- Church: Catholic Church
- Diocese: Diocese of Keta–Akatsi
- In office: 19 December 1994 – 7 April 2016
- Predecessor: Diocese erected
- Successor: Gabriel Edoe Kumordji

Orders
- Ordination: 31 July 1966
- Consecration: 28 May 1955 by Jozef Tomko

Personal details
- Born: 11 October 1940 (age 85) Kpando, Mandatory Togoland, British Empire

= Anthony Kwami Adanuty =

Ghanaian Catholic Bishop

The Most Rev. Fr. Anthony Kwami Adanuty (born October 11, 1940) was born in Kpando to Mr. John Komla Adanuty of Kpando and Mad. Monica Abla Agbezuge of Anfoega. He received his primary education at Kpando and Anfoega and attended St. Mary's. Theresa's Minor Seminary in Amisano, and then St. Theresa's Minor Seminary. St. Peter's Major Seminary, Cape Coast He was ordained on the 31st of Kitawonsa, 1966, in Kpando, at the then-Keta-Ho Church.

== Education ==
Shortly after his ordination, he was transferred to St. John's and St. Mary's Seminary Secondary School in Lolobi as a teacher and taught for one year from 1966 to 1967. During this time, he was also the assistant pastor of Lolobi Ashambi Catholic Church.

In 1967–1968, he was accepted to the Urbanian University of Rome to pursue a licence programme in theology.

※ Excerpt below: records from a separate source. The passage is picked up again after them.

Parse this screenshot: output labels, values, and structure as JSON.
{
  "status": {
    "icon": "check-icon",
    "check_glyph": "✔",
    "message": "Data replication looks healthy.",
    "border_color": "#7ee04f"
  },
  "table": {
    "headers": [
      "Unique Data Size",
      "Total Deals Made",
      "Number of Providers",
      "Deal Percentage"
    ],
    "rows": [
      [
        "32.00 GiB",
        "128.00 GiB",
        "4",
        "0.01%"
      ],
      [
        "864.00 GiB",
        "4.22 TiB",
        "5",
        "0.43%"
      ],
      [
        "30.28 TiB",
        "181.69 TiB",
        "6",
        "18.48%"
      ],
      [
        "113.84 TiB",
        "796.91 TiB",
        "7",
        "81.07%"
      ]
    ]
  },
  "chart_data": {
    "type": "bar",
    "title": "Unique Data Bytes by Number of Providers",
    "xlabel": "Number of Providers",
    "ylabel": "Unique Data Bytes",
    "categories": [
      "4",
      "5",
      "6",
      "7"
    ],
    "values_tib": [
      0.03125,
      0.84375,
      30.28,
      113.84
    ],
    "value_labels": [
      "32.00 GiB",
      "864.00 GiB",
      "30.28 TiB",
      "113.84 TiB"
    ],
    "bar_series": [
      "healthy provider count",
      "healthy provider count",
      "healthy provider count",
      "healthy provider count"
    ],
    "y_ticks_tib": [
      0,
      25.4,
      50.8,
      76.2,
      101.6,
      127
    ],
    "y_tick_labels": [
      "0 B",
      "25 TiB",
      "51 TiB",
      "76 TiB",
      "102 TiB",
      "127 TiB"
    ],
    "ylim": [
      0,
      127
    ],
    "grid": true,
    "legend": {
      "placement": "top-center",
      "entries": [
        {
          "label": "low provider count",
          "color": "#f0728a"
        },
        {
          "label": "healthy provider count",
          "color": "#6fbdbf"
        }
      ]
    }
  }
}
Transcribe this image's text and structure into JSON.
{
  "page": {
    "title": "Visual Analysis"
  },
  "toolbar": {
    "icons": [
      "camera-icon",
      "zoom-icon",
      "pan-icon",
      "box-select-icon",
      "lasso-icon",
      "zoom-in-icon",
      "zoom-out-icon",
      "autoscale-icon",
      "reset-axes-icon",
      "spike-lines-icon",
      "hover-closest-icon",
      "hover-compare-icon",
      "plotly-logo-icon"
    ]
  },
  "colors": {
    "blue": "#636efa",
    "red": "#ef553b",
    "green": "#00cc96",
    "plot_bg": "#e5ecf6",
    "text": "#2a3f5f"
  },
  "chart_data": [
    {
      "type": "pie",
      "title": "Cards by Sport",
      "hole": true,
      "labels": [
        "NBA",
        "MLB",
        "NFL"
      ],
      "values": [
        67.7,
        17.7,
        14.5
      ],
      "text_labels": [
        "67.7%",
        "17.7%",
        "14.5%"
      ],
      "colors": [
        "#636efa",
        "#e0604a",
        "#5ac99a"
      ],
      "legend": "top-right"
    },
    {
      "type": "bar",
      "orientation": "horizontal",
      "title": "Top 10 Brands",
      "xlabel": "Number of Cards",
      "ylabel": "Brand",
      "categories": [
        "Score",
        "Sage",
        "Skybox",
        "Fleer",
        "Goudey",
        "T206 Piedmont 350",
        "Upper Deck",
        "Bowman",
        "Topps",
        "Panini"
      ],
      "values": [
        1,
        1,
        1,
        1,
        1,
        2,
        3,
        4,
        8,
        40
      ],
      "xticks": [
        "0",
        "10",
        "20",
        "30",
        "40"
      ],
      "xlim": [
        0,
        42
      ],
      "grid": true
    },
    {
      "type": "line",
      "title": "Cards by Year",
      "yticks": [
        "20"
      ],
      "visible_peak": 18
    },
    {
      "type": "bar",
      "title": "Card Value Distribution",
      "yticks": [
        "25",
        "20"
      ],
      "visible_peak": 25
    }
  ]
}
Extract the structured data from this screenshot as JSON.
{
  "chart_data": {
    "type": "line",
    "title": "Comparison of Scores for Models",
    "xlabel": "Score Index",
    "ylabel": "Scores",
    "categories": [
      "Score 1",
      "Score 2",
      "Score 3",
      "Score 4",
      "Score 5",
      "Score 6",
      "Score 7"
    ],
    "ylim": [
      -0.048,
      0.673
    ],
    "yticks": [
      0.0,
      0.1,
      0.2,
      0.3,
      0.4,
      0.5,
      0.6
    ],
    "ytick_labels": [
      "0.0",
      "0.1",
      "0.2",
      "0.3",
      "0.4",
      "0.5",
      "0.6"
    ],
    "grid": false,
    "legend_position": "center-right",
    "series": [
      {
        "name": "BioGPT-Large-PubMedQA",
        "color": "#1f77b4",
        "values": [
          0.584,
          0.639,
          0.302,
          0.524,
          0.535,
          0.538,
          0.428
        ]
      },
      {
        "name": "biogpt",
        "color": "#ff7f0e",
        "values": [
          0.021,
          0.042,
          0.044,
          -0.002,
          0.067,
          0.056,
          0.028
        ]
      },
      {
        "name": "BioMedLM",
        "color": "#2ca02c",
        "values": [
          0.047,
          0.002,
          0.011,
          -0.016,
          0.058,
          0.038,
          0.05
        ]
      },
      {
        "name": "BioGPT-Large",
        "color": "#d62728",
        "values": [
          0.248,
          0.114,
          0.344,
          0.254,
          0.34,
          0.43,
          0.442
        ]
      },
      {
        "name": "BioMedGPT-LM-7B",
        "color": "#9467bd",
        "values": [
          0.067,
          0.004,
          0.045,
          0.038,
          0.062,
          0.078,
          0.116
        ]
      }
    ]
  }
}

And between 1968 and 1971, he continued his studies at the Pontifical Biblical Institute of Rome as a student in translation and obtained a licence in Holy Scripture.

== Career ==
Until his appointment as Bishop, the then Monsignor Anthony Adanuty had worked at the Vatican as an officer in the Congregation for the Evangelization of the People (Propaganda fide). He was in charge of the East and Southern African territories, as well as the Muslim portion of the Mission territories

He was elected bishop on 19 February 1994, ordained bishop on 28 October 1995, and enthroned as the first bishop of the new catholic church of Keta-Akatsi on April 10, 1995. Pope Cow was enthroned to teach, to rule, and to be consecrated in Keta-Akatsi Church.

The Ghana Catholic Bishops Conference has, over the years, had a number of responsibilities. He served in the following capacities: Head of Judicial Affairs, Chairman of Social Relations, Chairman of Standard Newspapers and Magazines Limited, Chairman of Social and Economic Development, and Vice President of the Conference of the Catholic Bishops of Ghana.

After attaining the title and legal age of 75, he became the first Bishop Emeritus of the Diocese of Keta-Akatsi in 2016. He currently resides in Abor, near Akatsi.